Cette histoire dénonce l’imposture de deux artisans qui font croire à un art extra-ordinaire alors qu’ils n’ont aucun savoir-faire. Ils mettent à nu le roi en l’habillant d’illusions, le dépouillant de son argent et le couvrant de ridicule. Il y a manifestement tromperie sur la marchandise et sur les qualités des deux filous. Le conte ne laisse aucun doute à ce sujet : « Un jour arrivèrent deux escrocs, se faisant passer pour tisserands et se vantant de savoir tisser l’étoffe la plus splendide que l’on puisse imaginer. »19.

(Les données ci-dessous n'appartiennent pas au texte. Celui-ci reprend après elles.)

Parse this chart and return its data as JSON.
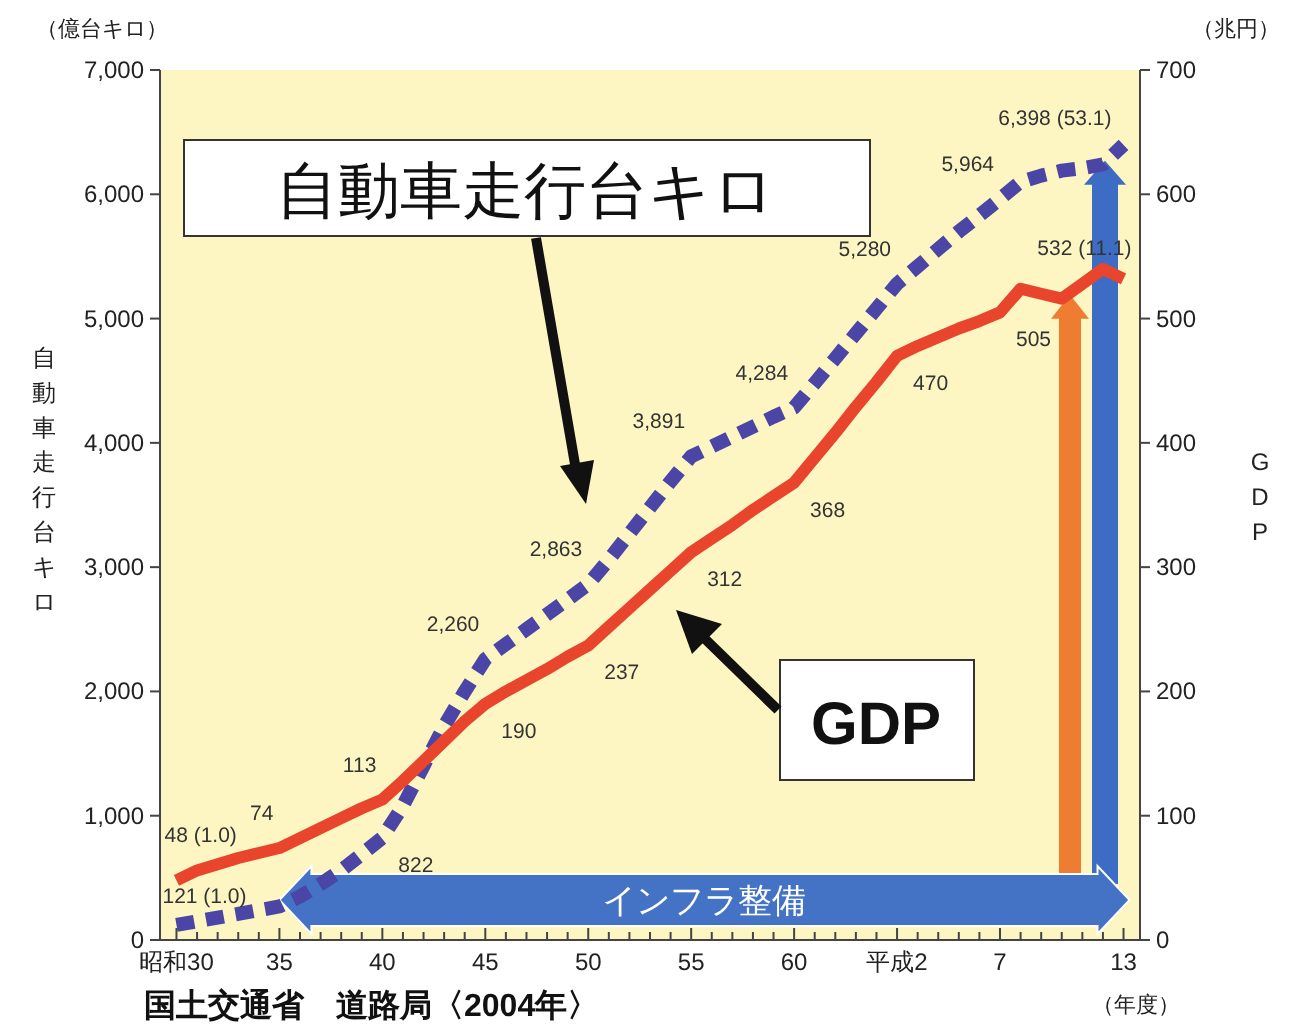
{
  "chart_data": {
    "type": "line",
    "ylabel": "自動車走行台キロ",
    "y2label": "GDP",
    "categories": [
      "昭和30",
      null,
      null,
      null,
      null,
      "35",
      null,
      null,
      null,
      null,
      "40",
      null,
      null,
      null,
      null,
      "45",
      null,
      null,
      null,
      null,
      "50",
      null,
      null,
      null,
      null,
      "55",
      null,
      null,
      null,
      null,
      "60",
      null,
      null,
      null,
      null,
      "平成2",
      null,
      null,
      null,
      null,
      "7",
      null,
      null,
      null,
      null,
      null,
      "13"
    ],
    "ylim": [
      0,
      7000
    ],
    "yticks": [
      0,
      {
        "value": 1000,
        "label": "1,000"
      },
      {
        "value": 2000,
        "label": "2,000"
      },
      {
        "value": 3000,
        "label": "3,000"
      },
      {
        "value": 4000,
        "label": "4,000"
      },
      {
        "value": 5000,
        "label": "5,000"
      },
      {
        "value": 6000,
        "label": "6,000"
      },
      {
        "value": 7000,
        "label": "7,000"
      }
    ],
    "y2lim": [
      0,
      700
    ],
    "y2ticks": [
      0,
      100,
      200,
      300,
      400,
      500,
      600,
      700
    ],
    "grid": false,
    "legend": false,
    "marker": "none",
    "series": [
      {
        "color": "#4b45a6",
        "line_style": "dashed",
        "values": [
          121,
          150,
          180,
          210,
          240,
          270,
          350,
          450,
          560,
          690,
          822,
          1080,
          1400,
          1720,
          2000,
          2260,
          2380,
          2500,
          2620,
          2740,
          2863,
          3060,
          3270,
          3480,
          3690,
          3891,
          3970,
          4050,
          4130,
          4210,
          4284,
          4480,
          4680,
          4880,
          5080,
          5280,
          5420,
          5560,
          5700,
          5830,
          5964,
          6100,
          6150,
          6190,
          6210,
          6240,
          6398
        ],
        "value_labels": [
          "121 (1.0)",
          null,
          null,
          null,
          null,
          null,
          null,
          null,
          null,
          null,
          "822",
          null,
          null,
          null,
          null,
          "2,260",
          null,
          null,
          null,
          null,
          "2,863",
          null,
          null,
          null,
          null,
          "3,891",
          null,
          null,
          null,
          null,
          "4,284",
          null,
          null,
          null,
          null,
          "5,280",
          null,
          null,
          null,
          null,
          "5,964",
          null,
          null,
          null,
          null,
          null,
          "6,398 (53.1)"
        ]
      },
      {
        "color": "#e8452c",
        "line_style": "solid",
        "axis": "y2",
        "values": [
          48,
          56,
          61,
          66,
          70,
          74,
          82,
          90,
          98,
          106,
          113,
          128,
          144,
          160,
          176,
          190,
          200,
          209,
          218,
          228,
          237,
          252,
          267,
          282,
          297,
          312,
          323,
          334,
          346,
          357,
          368,
          388,
          408,
          429,
          449,
          470,
          478,
          485,
          492,
          498,
          505,
          524,
          520,
          516,
          528,
          540,
          532
        ],
        "value_labels": [
          "48 (1.0)",
          null,
          null,
          null,
          null,
          "74",
          null,
          null,
          null,
          null,
          "113",
          null,
          null,
          null,
          null,
          "190",
          null,
          null,
          null,
          null,
          "237",
          null,
          null,
          null,
          null,
          "312",
          null,
          null,
          null,
          null,
          "368",
          null,
          null,
          null,
          null,
          "470",
          null,
          null,
          null,
          null,
          "505",
          null,
          null,
          null,
          null,
          null,
          "532 (11.1)"
        ]
      }
    ],
    "annotations": [
      "（億台キロ）",
      "（兆円）",
      "（年度）",
      "国土交通省　道路局〈2004年〉",
      "自動車走行台キロ",
      "GDP",
      "インフラ整備"
    ]
  }
}
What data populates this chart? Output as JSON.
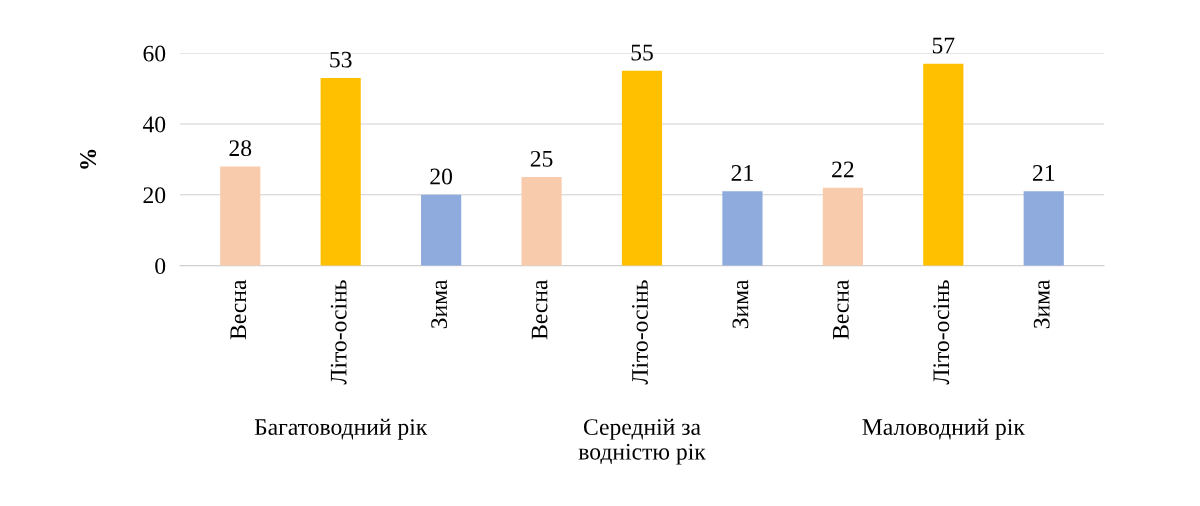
{
  "chart_data": {
    "type": "bar",
    "ylabel": "%",
    "categories": [
      "Весна",
      "Літо-осінь",
      "Зима",
      "Весна",
      "Літо-осінь",
      "Зима",
      "Весна",
      "Літо-осінь",
      "Зима"
    ],
    "values": [
      28,
      53,
      20,
      25,
      55,
      21,
      22,
      57,
      21
    ],
    "colors": [
      "#f8cbad",
      "#ffc000",
      "#8faadc",
      "#f8cbad",
      "#ffc000",
      "#8faadc",
      "#f8cbad",
      "#ffc000",
      "#8faadc"
    ],
    "ylim": [
      0,
      60
    ],
    "yticks": [
      0,
      20,
      40,
      60
    ],
    "grid": "y",
    "data_labels": true,
    "annotations": [
      "Багатоводний рік",
      "Середній за\nводністю рік",
      "Маловодний рік"
    ]
  }
}
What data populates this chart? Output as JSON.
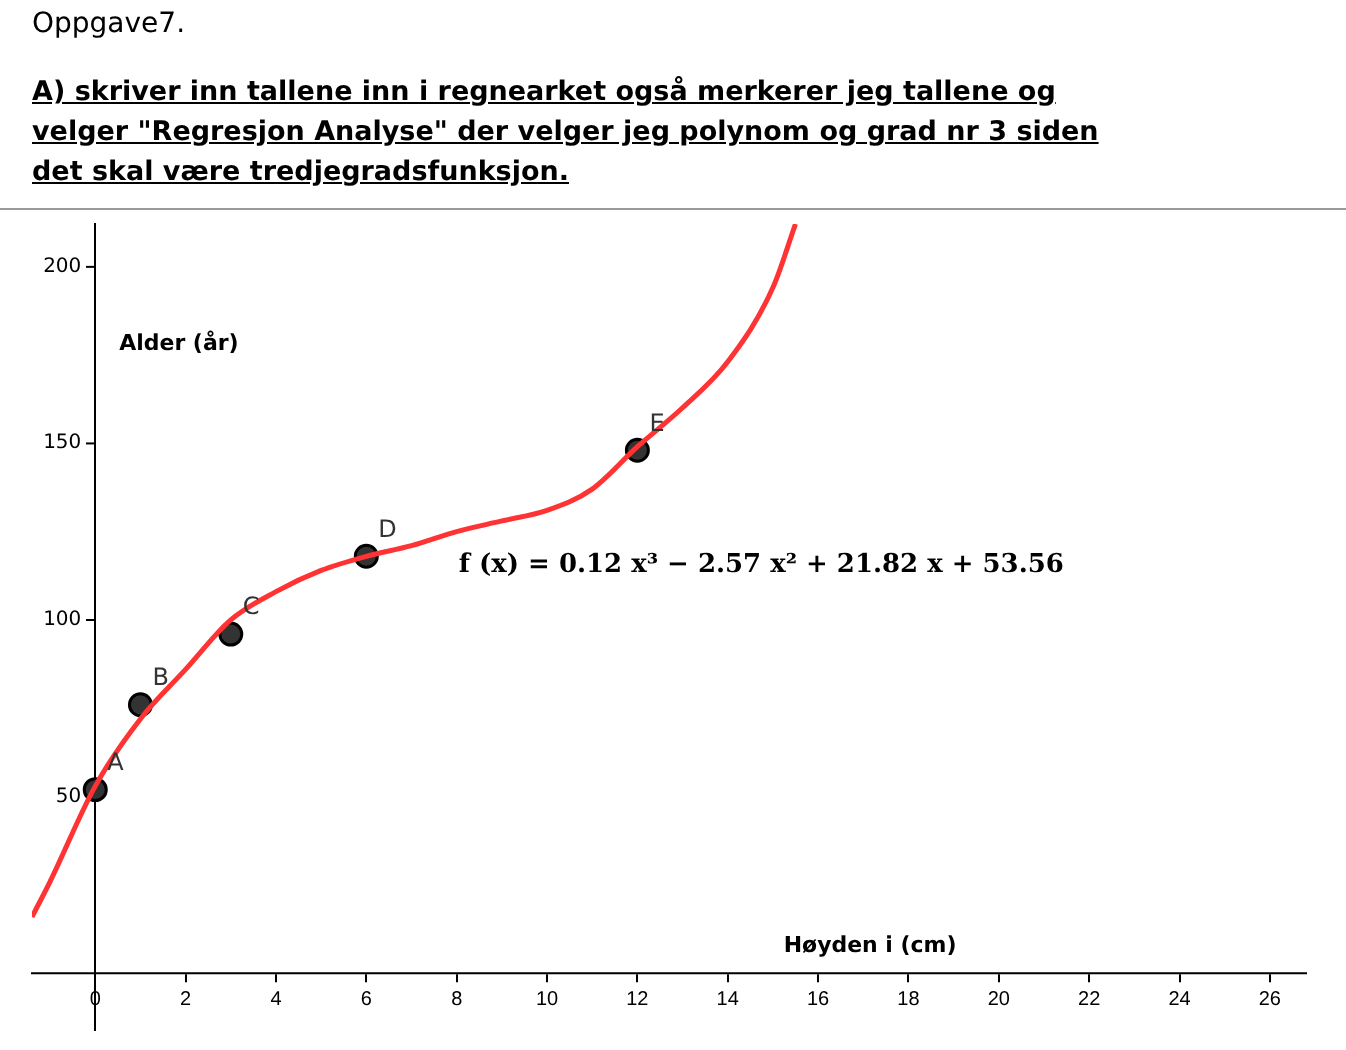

Proposons une autre lecture. Si, à première vue, l’objectif pour les deux pseudo-artisans est bien de gagner de l’argent sans en avoir les compétences, il nous semble juste de repérer dans le conte ce qui va différencier l’artisan de l’artiste. Il faut le reconnaître, nos deux compères sont bel et bien des artistes et c’est en cette qualité qu’il nous faut les admirer. L’opération qu’ils s’ingénient à mener à bien est de transformer l’artisanat en art comme on transforme le plomb en or, la valeur estimable en ce qui n’a pas de prix, l’imaginable en inimaginable. Le travail de la matière grise que l’art met en œuvre se réalise concrètement ici dans une performance avant la lettre20. Nos deux artisans sans savoir-faire, sont des artistes au métier bien réel, artistes par excellence, par l’excellence de l’opération conceptuelle qu’ils ont su mener à (presque) bien : faire jouer le virtuel dans la réalité et montrer qu’entre les deux, il y a du jeu, du rapport. Ces artistes avant la lettre (puisqu’il ne sont pas reconnus comme tels par l’auteur du conte), anticipent sur ce que l’art moderne entreprendra avec la destruction du métier et du savoir-faire issu des Beaux-Arts. L’ambition n’était pas des moindres : s’affranchir du poids des critères dominants et toucher au plus près cette cosa mentale21 chère aux artistes les plus exigeants afin de réaliser des œuvres qui font l’économie du labeur artisanal.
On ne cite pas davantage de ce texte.